PRESS RELEASE: Nonpartisan group of organizations support Gov. Whitmer’s call to lower prescription drug costs with Prescription Drug Affordability Board

Video of Dr. Rob Davidson’s remarks are available for download by the media. 

Committee to Protect Health Care logoPeople First logoMichigan Nurses Association logo

Michigan would join other states in creating independent board
 

LANSING, Mich. — A nonpartisan group of organizations applauded Gov. Gretchen Whitmer for working to lower the cost of prescription drugs for Michigan residents through creation of an independent Prescription Drug Affordability Board (PDAB) as part of her “What’s Next” address today. 

The Michigan Prescription Drug Task Force found nearly a third of residents aged 19-64 stopped taking their prescriptions because of cost. Another survey found 27% of Michigan adults reported that they cut pills in half, skipped doses of medicine or did not fill a prescription during the prior 12 months due to cost.   

“Everyone knows someone who has not taken their prescribed medicine simply because of the cost or know of others who can barely afford to pay for their prescriptions,” said Hanna Schulze, President of People First Economy. “Michiganders are squeezed by the rising costs of their medications which are critical for their health and well-being, and small businesses are losing out on a talented, stable and healthy workforce because of prescription costs keeping health insurance costs out of reach. We can’t afford to continue doing nothing and expecting a different result, which is why we support Gov. Whitmer’s efforts to make prescription drugs more affordable through a Prescription Drug Affordability Board.” 

The governor outlined a series of priorities for lawmakers to address when they reconvene after Labor Day. When it comes to making prescriptions more affordable, Whitmer said, “Let’s establish an independent, nonpartisan Prescription Drug Affordability Board made up of leaders in economics, health care, supply chain, and academics. The board would use data and evidence-based research to tackle the cost of prescription drugs. We need to hold bad actors across the supply chain accountable for skyrocketing prices while also encouraging R&D for new treatments and cures—made right here in Michigan. No one should have to make impossible choices between getting better and paying the bills. Let’s get this done.” 

The address comes the same month two big drug companies reported billions in profits. Eli Lilly – maker of drugs Humalog KwikPen and Jardiance – reported a 28% increase in profits, totaling $8.3 billion this quarter. Meanwhile, Amgen – maker of the breast cancer drug Enbrel – raked in $7 billion for the quarter. 

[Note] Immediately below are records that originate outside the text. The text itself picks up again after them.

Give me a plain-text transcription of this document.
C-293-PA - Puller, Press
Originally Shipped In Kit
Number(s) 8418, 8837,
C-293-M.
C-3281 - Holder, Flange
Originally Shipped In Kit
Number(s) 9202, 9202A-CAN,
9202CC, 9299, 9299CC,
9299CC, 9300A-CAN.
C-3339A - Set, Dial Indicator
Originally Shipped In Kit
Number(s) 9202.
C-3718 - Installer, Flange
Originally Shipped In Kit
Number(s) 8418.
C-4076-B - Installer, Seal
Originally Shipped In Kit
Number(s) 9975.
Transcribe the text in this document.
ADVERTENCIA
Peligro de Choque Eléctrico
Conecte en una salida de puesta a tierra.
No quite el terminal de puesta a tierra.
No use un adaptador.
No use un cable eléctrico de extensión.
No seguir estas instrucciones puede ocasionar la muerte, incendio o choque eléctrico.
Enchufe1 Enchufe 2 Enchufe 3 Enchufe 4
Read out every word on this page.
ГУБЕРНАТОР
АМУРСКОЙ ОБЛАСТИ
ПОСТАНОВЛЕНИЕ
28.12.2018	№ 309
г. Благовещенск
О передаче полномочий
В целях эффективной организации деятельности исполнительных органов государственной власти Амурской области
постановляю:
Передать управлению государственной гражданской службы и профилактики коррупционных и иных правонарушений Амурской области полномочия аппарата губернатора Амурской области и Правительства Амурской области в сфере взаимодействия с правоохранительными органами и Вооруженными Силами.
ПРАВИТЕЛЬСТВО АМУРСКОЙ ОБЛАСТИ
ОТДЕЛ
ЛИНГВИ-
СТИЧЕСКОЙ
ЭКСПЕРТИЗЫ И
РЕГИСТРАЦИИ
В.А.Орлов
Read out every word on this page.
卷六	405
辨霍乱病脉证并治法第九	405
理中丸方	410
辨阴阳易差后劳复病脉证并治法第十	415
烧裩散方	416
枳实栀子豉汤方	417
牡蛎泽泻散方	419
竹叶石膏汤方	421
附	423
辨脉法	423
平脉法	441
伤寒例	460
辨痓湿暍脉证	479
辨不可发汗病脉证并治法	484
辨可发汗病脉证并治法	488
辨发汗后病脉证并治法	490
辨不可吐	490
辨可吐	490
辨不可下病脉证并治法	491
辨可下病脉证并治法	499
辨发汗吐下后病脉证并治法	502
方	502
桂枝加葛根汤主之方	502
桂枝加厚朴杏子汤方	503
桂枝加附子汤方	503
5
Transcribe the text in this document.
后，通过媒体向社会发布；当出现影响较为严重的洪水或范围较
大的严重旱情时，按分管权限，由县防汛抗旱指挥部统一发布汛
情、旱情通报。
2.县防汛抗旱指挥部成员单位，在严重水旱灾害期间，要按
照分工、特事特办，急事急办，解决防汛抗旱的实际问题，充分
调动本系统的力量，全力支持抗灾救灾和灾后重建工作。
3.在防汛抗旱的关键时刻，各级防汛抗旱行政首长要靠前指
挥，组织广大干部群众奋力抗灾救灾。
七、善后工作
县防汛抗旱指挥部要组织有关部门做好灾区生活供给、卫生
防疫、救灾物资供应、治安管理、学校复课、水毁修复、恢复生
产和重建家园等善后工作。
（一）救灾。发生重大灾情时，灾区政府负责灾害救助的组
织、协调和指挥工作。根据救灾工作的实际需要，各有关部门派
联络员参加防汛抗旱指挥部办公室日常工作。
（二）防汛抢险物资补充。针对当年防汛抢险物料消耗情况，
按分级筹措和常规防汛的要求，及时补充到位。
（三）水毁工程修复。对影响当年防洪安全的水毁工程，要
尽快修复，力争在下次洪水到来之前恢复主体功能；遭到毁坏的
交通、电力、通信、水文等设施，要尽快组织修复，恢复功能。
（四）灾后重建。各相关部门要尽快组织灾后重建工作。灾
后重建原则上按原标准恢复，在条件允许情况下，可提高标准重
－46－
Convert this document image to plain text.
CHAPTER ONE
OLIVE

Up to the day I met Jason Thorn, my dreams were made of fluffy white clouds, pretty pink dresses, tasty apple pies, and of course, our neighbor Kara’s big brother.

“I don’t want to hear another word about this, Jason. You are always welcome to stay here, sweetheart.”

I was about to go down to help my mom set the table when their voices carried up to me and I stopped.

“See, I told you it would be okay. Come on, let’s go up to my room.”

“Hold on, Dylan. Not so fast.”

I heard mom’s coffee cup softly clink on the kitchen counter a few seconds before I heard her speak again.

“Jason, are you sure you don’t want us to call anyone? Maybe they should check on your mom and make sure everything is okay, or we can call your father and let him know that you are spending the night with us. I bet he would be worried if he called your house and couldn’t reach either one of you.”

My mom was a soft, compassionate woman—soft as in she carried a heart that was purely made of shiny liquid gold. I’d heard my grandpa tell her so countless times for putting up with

Several states have created these independent boards to hold Big Pharma and their 1,800 lobbyists accountable. Big drug companies charge U.S. citizens up to four times higher than patients in other countries, sometimes forcing patients to cut pills and skip doses to make ends meet. 

“Doctors are grateful to Governor Whitmer for making a Prescription Drug Affordability Board a top priority, and we encourage the Legislature to act on this without delay,” said Dr. Rob Davidson, west Michigan emergency physician and the Executive Director of the Committee to Protect Health Care. “Physicians across Michigan know how devastating it is for our patients’ health when they simply cannot afford the medicines we prescribe. Now lawmakers have a common-sense solution to rein in costs and improve our patients’ health and well-being.” 

“Big Pharma’s greed and unchecked power are driving prescription drug prices higher and higher,” said Jamie Brown, RN and president of the Michigan Nurses Association. “They spend hundreds of millions on lobbyists and pay their shareholders money that could be used to lower costs for Michigan residents taking prescription drugs. If other countries, like Canada, can have more affordable prescriptions, we should too.”   

Potential savings through programs like GoodRx are not enough, groups said. PDABs in other states set upper payment price limits. Many other states are currently developing plans to establish similar boards.    

“Establishing a Prescription Drug Affordability Board is crucial for benefiting all communities. But high drug prices perpetuate systemic racism by disproportionately harming BIPOC communities and contributing to poor health outcomes,” said Cle Jackson, President of the NAACP of Greater Grand Rapids. “We believe that a PDAB board will act as a watchdog, and review drug costs and establish fair and affordable pricing across the State of Michigan. This approach addresses racial inequities in drug affordability, benefiting low-income, uninsured, and people of color, leading to improved access to vital medications and better health outcomes.”